Second question that came up is building a robot to *play* a theremin. We know it works by coupling the body capacitance into the circuit to affect the pitch. Has anyone ever tried to find a human analogue that can affect the pitch and be moved by a robot?  Specifically, if I attach a pack of hotdogs to a stick and have a robot move it closer to and farther from the antenna, can it play a song?  Obviously I'm going to try that myself, but I'd love to chat with anyone who has looked at this.  The student asked about making a MIDI instrument out of my new Etherwave with some servo motors and a pot roast.  Has this been done?

When my student builds a robot that plays music on the Etherwave, will they be the first?


Posted: 2/27/2023 6:51:18 PM

From: 30 km south of Paris (France)

Joined: 12/23/2022

A Raspberry Pi used to build a theremin, that's already been made before.


As far as I know, playing a theremin with a pack of hotdogs has never been done before.
I would suggest to use the sausages only (without the bread) as fingers for the robot's arms.
However, I strongly recommend to connect all sausages to ground. Otherwise, their movement wouldhave little effect on the theremin.

Connecting each sausage-finger separately to ground through switches driven by the digital outputs of the Raspberry Pi would probably be interesting.
Robot's arm movements would be used to perform glissandos whereas very fast note changes would be made using sausage-fingers connections with no need to move the fingers.

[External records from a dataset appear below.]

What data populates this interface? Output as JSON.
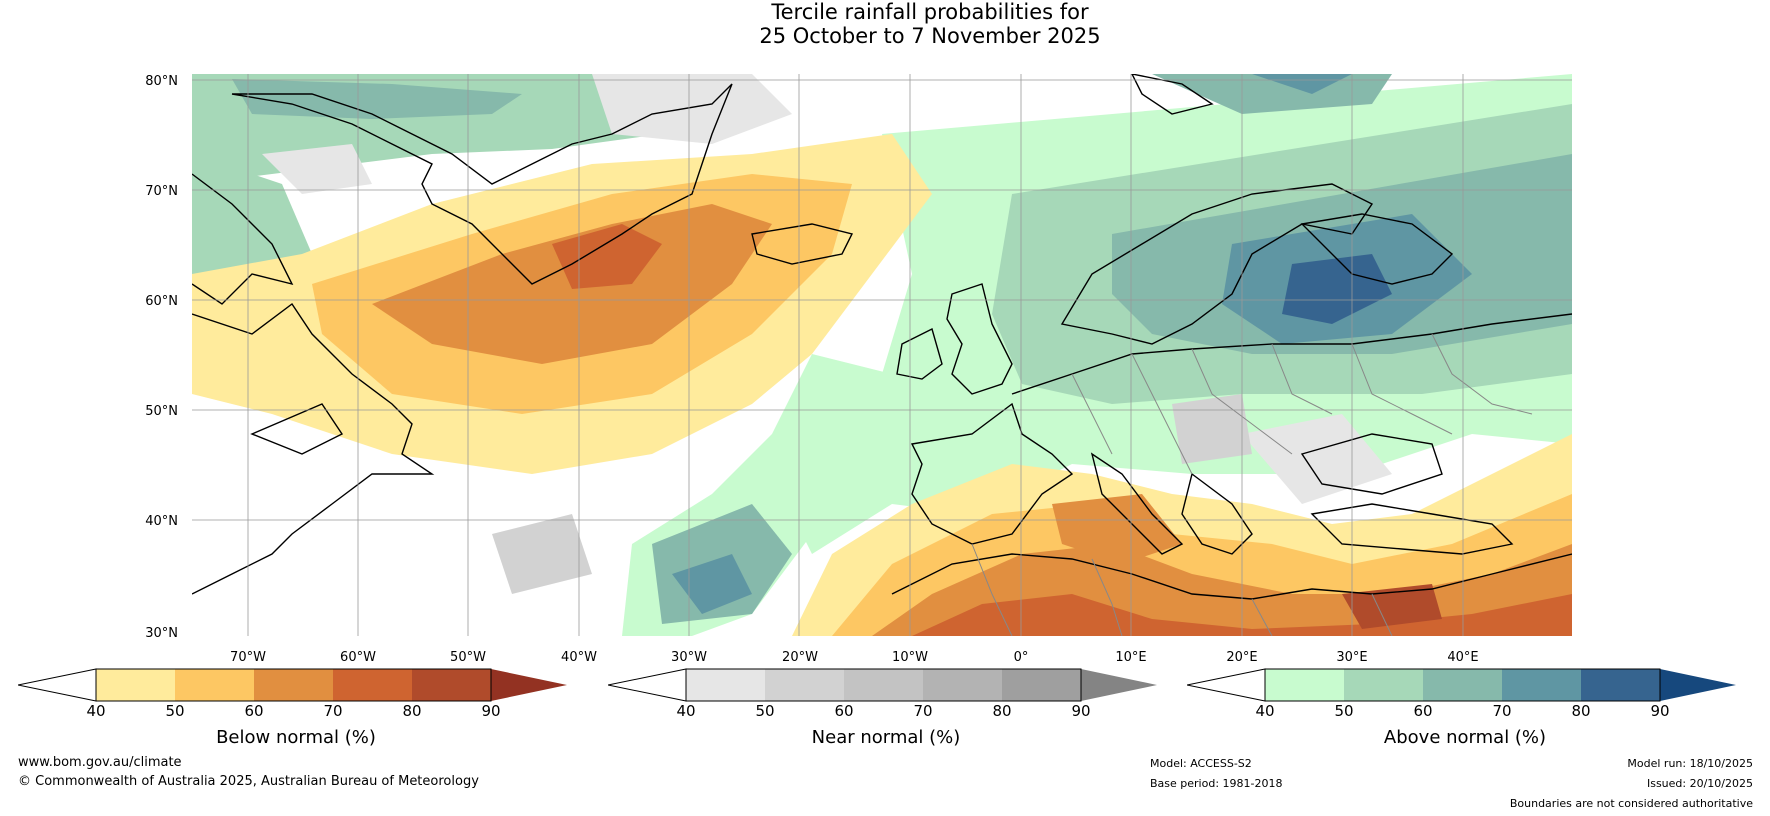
{
  "title": {
    "line1": "Tercile rainfall probabilities for",
    "line2": "25 October to 7 November 2025"
  },
  "map": {
    "lat_labels": [
      "80°N",
      "70°N",
      "60°N",
      "50°N",
      "40°N",
      "30°N"
    ],
    "lon_labels": [
      "70°W",
      "60°W",
      "50°W",
      "40°W",
      "30°W",
      "20°W",
      "10°W",
      "0°",
      "10°E",
      "20°E",
      "30°E",
      "40°E"
    ],
    "gridline_color": "#999999",
    "coastline_color": "#000000",
    "border_color": "#888888"
  },
  "colorbars": [
    {
      "name": "below-normal",
      "label": "Below normal (%)",
      "ticks": [
        "40",
        "50",
        "60",
        "70",
        "80",
        "90"
      ],
      "colors": [
        "#ffeb9c",
        "#fdc763",
        "#e18f40",
        "#cf6430",
        "#b04b2b",
        "#933222"
      ]
    },
    {
      "name": "near-normal",
      "label": "Near normal (%)",
      "ticks": [
        "40",
        "50",
        "60",
        "70",
        "80",
        "90"
      ],
      "colors": [
        "#e6e6e6",
        "#d2d2d2",
        "#c3c3c3",
        "#b3b3b3",
        "#9f9f9f",
        "#848484"
      ]
    },
    {
      "name": "above-normal",
      "label": "Above normal (%)",
      "ticks": [
        "40",
        "50",
        "60",
        "70",
        "80",
        "90"
      ],
      "colors": [
        "#c8fbcf",
        "#a6d8b8",
        "#86b9ab",
        "#5f96a3",
        "#36648f",
        "#16487d"
      ]
    }
  ],
  "footer": {
    "website": "www.bom.gov.au/climate",
    "copyright": "© Commonwealth of Australia 2025, Australian Bureau of Meteorology",
    "model": "Model: ACCESS-S2",
    "base_period": "Base period: 1981-2018",
    "model_run": "Model run: 18/10/2025",
    "issued": "Issued: 20/10/2025",
    "disclaimer": "Boundaries are not considered authoritative"
  }
}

That would avoid the hassle of trying to implement Carolina Eyck's fingering technique into the Raspberry Pi program.

I'm really looking forward to watch the first video of a sausage fingered robot playing our beloved instrument !

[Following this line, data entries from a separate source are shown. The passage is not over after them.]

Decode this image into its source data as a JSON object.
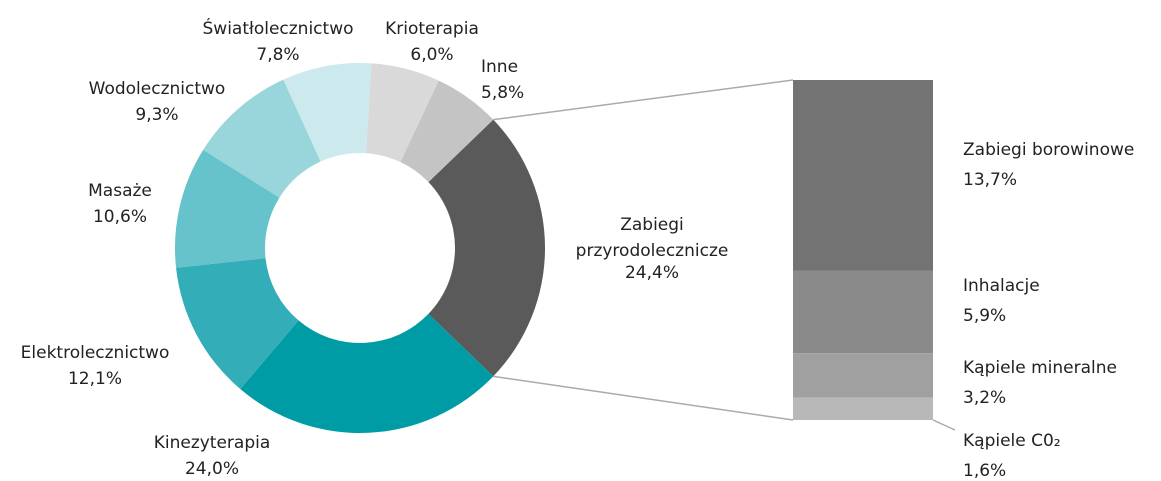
{
  "chart_data": {
    "type": "bar-of-pie",
    "pie": {
      "categories": [
        "Zabiegi przyrodolecznicze",
        "Kinezyterapia",
        "Elektrolecznictwo",
        "Masaże",
        "Wodolecznictwo",
        "Światłolecznictwo",
        "Krioterapia",
        "Inne"
      ],
      "values": [
        24.4,
        24.0,
        12.1,
        10.6,
        9.3,
        7.8,
        6.0,
        5.8
      ],
      "value_labels": [
        "24,4%",
        "24,0%",
        "12,1%",
        "10,6%",
        "9,3%",
        "7,8%",
        "6,0%",
        "5,8%"
      ],
      "colors": [
        "#5a5a5a",
        "#009ca6",
        "#33adb8",
        "#66c2cb",
        "#99d6dc",
        "#cce9ed",
        "#d9d9d9",
        "#c4c4c4"
      ]
    },
    "bar": {
      "categories": [
        "Zabiegi borowinowe",
        "Inhalacje",
        "Kąpiele mineralne",
        "Kąpiele C0₂"
      ],
      "values": [
        13.7,
        5.9,
        3.2,
        1.6
      ],
      "value_labels": [
        "13,7%",
        "5,9%",
        "3,2%",
        "1,6%"
      ],
      "colors": [
        "#737373",
        "#8a8a8a",
        "#a0a0a0",
        "#b8b8b8"
      ]
    }
  }
}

Posted: 2/27/2023 7:04:15 PM

Joined: 2/27/2023

Thanks Andre-

The Open Theremin is a capacitive shield solution that connects to an Arduino.  I have one of those but it doesn't go very far in convincing students that this is a really cool instrument. It is an impressive hack but it kind of sounds like one.  The tech we're using for our lab is ultrasonic (this is a decent video on the sensor - https://www.youtube.com/watch?v=ZejQOX69K5M). There isn't any possibility of fine control here, but it is a good project for learning about digital pots, signal conditioning and software data filtering.

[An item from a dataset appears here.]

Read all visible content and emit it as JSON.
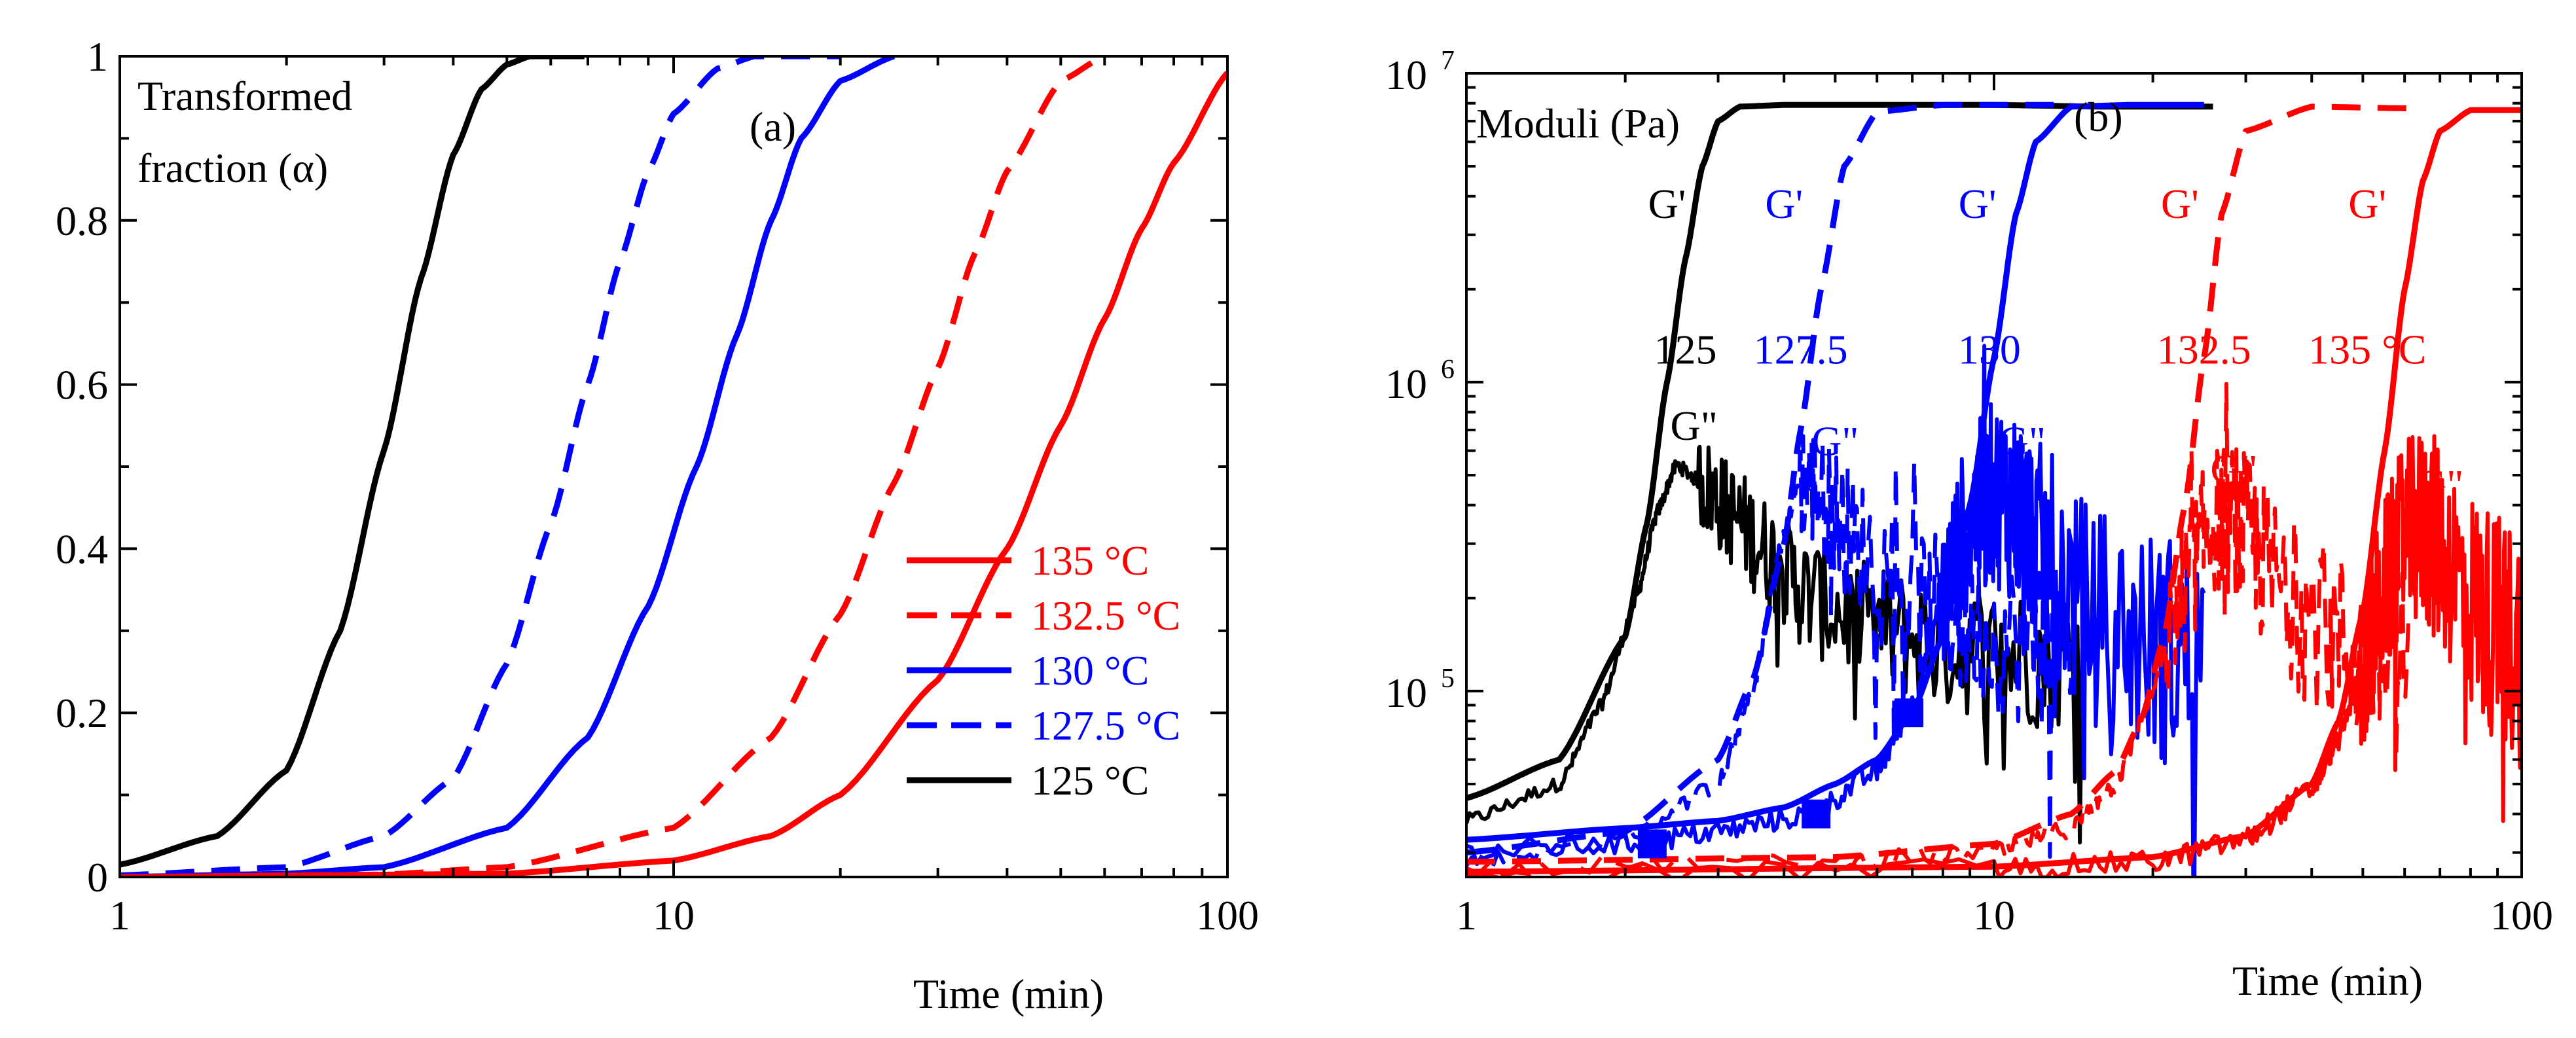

I love the idea of making the sausages individually grounded and switchable. Yes, that would be a really handy way of changing notes quickly in addition to having the ability to move them in relation to the antenna.  Fortunately it won't hurt the theremin to try it out.  If the Etherwave inspires them to either build the fake one or the robot that plays a real one, I will be certain to post videos.  In my searching the internet I'm finding no mention at all of using grillable lunch meat to make music.

Posted: 2/27/2023 9:36:21 PM

From: 30 km south of Paris (France)

Joined: 12/23/2022

Well, the sound of lunch meat grilling on a barbecue is already music when you are hungry !

Posted: 2/28/2023 12:00:57 PM

Joined: 2/27/2023

That's certainly true. I'll be talking with the student team next week and we'll see what they think. Whether they're interested or not, the robot with meat fingers sounds fun to do. 

Posted: 2/28/2023 2:09:38 PM

From: Northern NJ, USA

Joined: 2/17/2012

Welcome baldy672!  You might want to check out ILYA's excellent work here:


This might interest you too (RC oscillator with gamma function linearization):


Posted: 2/28/2023 4:09:50 PM

From: The East of the Netherlands

Joined: 6/18/2019

A vegan-friendly alternative to the saugages: stuff rubber gloves with cottonwool and saturate with salt water and connect earthing wires to them. Actually when the robot is going to have metal arms (and fingers) to play the antennas, they just need to be grounded, nothing 'meaty' required. The body/arms/fingers of the thereminsts are the moveable parts of 2 variable capacitors, the variable capacitor the volume hand and de expression loop form modulates the amplitude of the poutput signal, the pitch hand and rod form the variable capacitor that modulates the frequency. The body/hand has sufficient capacitive coupling to earth (for the RF frequencies involved) to have the hands act as earth grouded variable capacitor plates withi the circuit.